Note that I have included the option 'trainable=False' over here. This is pretty useful if you only want to train the deeper layers and freeze the lower layers with the well trained wights of VGG.
To load the VGG weights for the model, you can then use the load_weights function of Keras.
model.load_weights(filepath, by_name=True)
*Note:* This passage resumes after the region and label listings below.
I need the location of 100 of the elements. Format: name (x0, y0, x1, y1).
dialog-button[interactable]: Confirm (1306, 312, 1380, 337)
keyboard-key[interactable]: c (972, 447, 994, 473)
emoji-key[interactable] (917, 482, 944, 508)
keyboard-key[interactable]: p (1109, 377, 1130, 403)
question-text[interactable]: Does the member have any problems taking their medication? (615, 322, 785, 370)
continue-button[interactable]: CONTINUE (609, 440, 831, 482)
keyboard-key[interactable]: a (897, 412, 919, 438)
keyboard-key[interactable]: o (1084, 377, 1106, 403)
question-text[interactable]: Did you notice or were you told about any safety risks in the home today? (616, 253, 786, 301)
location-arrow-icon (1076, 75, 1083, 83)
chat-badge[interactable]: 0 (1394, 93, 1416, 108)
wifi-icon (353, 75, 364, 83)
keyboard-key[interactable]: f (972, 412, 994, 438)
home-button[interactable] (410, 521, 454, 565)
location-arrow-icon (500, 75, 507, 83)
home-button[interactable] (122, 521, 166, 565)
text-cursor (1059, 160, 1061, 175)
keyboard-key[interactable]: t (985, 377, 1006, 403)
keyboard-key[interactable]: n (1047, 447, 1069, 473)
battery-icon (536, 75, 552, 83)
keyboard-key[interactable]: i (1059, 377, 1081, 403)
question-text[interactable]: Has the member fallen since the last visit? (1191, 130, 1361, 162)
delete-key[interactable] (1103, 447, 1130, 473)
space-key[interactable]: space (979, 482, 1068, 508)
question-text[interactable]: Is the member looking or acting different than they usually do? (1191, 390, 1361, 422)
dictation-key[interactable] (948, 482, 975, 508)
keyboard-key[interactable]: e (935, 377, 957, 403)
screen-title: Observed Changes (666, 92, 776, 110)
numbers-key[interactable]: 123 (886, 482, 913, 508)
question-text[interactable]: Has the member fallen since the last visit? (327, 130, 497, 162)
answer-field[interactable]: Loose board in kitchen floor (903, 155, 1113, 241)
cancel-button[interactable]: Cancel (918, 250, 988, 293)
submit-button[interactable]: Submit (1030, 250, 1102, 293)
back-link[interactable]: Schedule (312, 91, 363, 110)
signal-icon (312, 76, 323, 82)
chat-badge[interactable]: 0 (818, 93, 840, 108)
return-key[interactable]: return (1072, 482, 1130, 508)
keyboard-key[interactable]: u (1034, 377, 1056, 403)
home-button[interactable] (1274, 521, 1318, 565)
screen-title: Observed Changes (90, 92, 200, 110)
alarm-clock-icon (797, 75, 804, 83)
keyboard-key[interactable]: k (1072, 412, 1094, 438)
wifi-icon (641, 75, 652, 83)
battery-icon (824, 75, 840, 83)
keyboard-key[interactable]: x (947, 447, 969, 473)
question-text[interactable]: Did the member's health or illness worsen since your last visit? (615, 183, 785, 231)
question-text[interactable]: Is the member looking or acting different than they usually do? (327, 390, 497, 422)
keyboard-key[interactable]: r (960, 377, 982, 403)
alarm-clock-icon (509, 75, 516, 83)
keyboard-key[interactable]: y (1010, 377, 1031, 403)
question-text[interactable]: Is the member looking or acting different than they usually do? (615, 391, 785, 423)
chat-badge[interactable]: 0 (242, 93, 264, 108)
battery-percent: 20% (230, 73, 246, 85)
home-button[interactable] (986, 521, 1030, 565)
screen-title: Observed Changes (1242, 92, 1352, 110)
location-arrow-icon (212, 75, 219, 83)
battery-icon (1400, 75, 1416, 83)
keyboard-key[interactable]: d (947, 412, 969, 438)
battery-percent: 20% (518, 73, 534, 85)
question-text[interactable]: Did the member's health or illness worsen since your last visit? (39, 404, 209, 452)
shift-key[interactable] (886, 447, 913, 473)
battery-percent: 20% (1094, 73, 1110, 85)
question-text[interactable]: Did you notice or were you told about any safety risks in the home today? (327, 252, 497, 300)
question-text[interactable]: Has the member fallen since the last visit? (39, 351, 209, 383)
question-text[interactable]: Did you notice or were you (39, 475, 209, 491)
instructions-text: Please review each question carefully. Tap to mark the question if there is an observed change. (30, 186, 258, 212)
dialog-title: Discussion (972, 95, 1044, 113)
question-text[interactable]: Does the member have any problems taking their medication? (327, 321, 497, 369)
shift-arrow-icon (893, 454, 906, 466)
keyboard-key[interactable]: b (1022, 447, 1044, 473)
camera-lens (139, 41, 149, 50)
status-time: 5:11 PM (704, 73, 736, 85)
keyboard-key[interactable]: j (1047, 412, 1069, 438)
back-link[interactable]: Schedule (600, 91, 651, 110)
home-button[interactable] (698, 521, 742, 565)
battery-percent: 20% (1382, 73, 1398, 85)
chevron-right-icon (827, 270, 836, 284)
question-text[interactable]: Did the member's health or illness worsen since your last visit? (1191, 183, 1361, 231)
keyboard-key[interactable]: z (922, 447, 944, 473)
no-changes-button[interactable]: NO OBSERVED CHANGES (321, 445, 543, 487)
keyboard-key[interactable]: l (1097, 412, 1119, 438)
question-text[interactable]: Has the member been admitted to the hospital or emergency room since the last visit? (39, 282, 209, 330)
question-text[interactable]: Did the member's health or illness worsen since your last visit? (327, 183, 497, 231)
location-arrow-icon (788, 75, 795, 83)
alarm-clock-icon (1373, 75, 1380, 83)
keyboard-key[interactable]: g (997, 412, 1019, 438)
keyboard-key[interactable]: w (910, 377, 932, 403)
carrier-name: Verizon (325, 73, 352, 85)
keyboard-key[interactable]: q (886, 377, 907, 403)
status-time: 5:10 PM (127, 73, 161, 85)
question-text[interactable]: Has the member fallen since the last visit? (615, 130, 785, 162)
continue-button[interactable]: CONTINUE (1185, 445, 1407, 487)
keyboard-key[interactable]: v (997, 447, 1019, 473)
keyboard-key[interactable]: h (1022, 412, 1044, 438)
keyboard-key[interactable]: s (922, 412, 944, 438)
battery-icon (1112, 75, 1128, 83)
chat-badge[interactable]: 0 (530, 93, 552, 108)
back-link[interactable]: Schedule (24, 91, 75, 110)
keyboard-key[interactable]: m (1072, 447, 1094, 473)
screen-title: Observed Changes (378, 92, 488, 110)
If you set the layer names which you do not want to train to be the same as what is defined in the VGG16, then you can simply load those layers by name over here.
However, spatio-temporal feature learning is something that can be potentially done better much by using 3D ConvNets. If this is the basis of your application, then you cannot directly import VGG16 weights in to a Conv3D model, because the number of parameters in each layer now increases because the filter went from being a 3*3 to a 3*3*3 for example.
You could still load the weights layer by layer to the model by considering which patch of 3*3 from the 3*3*3 would be most suitable for initialization with VGG16 weights. set_weights() function takes as input a list of numpy arrays (for the kernel weights and the bias respectively). You can extract each layer weight from VGG16 and then construct a new numpy array for an equivalent Conv3D weight matrix and feed it to your Conv3D model.
But I would encourage you to look at existing literature and models for processing 3D images to see if those can give you the better initialization using transfer learning.
For example, C3D is one such popular model. ShapeNet and Pascal3D are popular 3D datasets.
This discussion on how to process video data might also be useful to give you better insights on how to proceed.